You start remembering little precious moments: going for a walk in the woods, a sunny river, games, and hopes, smiles and tears, badminton and phone calls. He was the only one who was allowed (ever!) to call me – my little one (маленькая моя in Russian). I still start tearing when I hear this phrase.
Anatoly was my dad’s best friend, the kind of the friend you call at 2 am, and he comes right in 30 minutes to help. He had the biggest heart and the brightest smile in the world. He rarely did not smile.
I love complex lives, and he sure had one. He was married three times, had one son with his first wife, and then my dad introduced him to one fine lady – they quickly got married – love? Convenience marriage? We would never find out. They had a son; they worked; they went to a cottage in summer.
Was he happy? Well, define happiness. Happiness as marital bliss, no money problems, a talented kid? Probably not. But as we live in the world of fragmentation, he was the one who could put things together – he could mend, glue, and keep thing firm. He spent hours caring for his bed-bound mother-in-law, and when a bulb expoded in her room, and the fire started he went right in and then tried to save pets – a dog and a cat.
Neither made it out.
So, how do you say good-bye to somebody you expected to always be there even thousands miles away, even when you hadn’t spoken for years?
You know what? You don’t. You keep on living your life remembering all lessons you learned together, making mistakes, balancing on the edge but never falling, because this is what makes any friendship great. You are never too far or too close.
We all expect to hear  the list of achievements and prizes at the end of somebody’s life as though they make your life greater. Anatoly did not have those, but what he did have is the greatest gift of giving and being, that is why he stayed behind in that apartment, in the fire.
He is surely deeply missed every single day.

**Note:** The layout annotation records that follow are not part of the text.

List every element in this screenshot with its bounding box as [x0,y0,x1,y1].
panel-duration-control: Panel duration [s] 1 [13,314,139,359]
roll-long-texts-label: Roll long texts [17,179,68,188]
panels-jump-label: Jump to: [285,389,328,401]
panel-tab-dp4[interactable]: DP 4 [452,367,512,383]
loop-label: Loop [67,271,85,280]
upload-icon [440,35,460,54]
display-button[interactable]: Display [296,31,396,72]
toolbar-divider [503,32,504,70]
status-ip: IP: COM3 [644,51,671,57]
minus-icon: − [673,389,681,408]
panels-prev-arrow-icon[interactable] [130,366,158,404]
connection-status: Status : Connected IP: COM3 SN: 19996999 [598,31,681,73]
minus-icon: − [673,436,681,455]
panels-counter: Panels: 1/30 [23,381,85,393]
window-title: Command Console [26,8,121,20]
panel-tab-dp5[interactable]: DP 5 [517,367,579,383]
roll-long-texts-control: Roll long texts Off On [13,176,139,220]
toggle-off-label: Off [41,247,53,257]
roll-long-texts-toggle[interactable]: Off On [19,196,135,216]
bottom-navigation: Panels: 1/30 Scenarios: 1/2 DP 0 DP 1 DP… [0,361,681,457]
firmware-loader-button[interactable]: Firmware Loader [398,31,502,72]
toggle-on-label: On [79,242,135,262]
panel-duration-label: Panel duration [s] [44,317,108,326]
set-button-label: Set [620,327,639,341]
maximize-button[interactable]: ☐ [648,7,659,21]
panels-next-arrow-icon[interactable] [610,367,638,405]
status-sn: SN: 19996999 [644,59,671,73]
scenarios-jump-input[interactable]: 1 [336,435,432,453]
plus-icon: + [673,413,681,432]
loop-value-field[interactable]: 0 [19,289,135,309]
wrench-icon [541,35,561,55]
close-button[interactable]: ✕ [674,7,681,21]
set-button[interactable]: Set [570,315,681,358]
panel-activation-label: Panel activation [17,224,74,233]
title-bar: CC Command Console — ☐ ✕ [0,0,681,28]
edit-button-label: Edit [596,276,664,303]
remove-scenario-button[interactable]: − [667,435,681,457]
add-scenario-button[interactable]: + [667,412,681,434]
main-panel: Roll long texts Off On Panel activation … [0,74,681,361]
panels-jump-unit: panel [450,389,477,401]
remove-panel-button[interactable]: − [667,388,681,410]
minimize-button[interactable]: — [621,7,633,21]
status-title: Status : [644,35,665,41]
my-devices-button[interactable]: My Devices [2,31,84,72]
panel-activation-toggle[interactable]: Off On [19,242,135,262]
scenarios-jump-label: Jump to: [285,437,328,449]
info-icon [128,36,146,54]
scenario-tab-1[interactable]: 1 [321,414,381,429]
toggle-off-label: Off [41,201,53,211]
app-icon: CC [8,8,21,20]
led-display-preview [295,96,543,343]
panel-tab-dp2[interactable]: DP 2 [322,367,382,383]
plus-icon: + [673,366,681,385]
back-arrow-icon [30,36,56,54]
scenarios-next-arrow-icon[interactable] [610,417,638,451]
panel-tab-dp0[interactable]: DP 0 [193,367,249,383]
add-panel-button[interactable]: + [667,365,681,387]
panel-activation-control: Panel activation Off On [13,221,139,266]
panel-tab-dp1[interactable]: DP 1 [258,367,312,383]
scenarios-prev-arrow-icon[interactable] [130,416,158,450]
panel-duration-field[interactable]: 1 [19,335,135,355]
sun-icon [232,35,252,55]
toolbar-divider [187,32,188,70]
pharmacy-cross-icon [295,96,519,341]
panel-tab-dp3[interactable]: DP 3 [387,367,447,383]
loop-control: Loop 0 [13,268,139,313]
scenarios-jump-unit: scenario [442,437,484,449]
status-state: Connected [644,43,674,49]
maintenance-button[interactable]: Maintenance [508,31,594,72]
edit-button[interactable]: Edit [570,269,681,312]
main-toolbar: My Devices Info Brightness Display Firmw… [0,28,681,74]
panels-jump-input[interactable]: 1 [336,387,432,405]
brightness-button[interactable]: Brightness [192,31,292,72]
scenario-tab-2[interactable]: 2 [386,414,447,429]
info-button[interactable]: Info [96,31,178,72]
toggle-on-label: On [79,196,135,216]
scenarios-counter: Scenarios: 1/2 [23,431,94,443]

The only picture where he was not smiling is this one. My mom thinks that he had known what was about to happen, as it was taken the summer before the fire, but I have a different explanation for that: even a person with the brightest smile can have a lousy day.”

 

 

 

 

 

 

This past year was not easy. Too many losses. I feel blessed having known these people, and at the same time extremely sad not to have them in my life anymore. I pray for a better healthier and happier year for us all. We all need more weddings than funerals.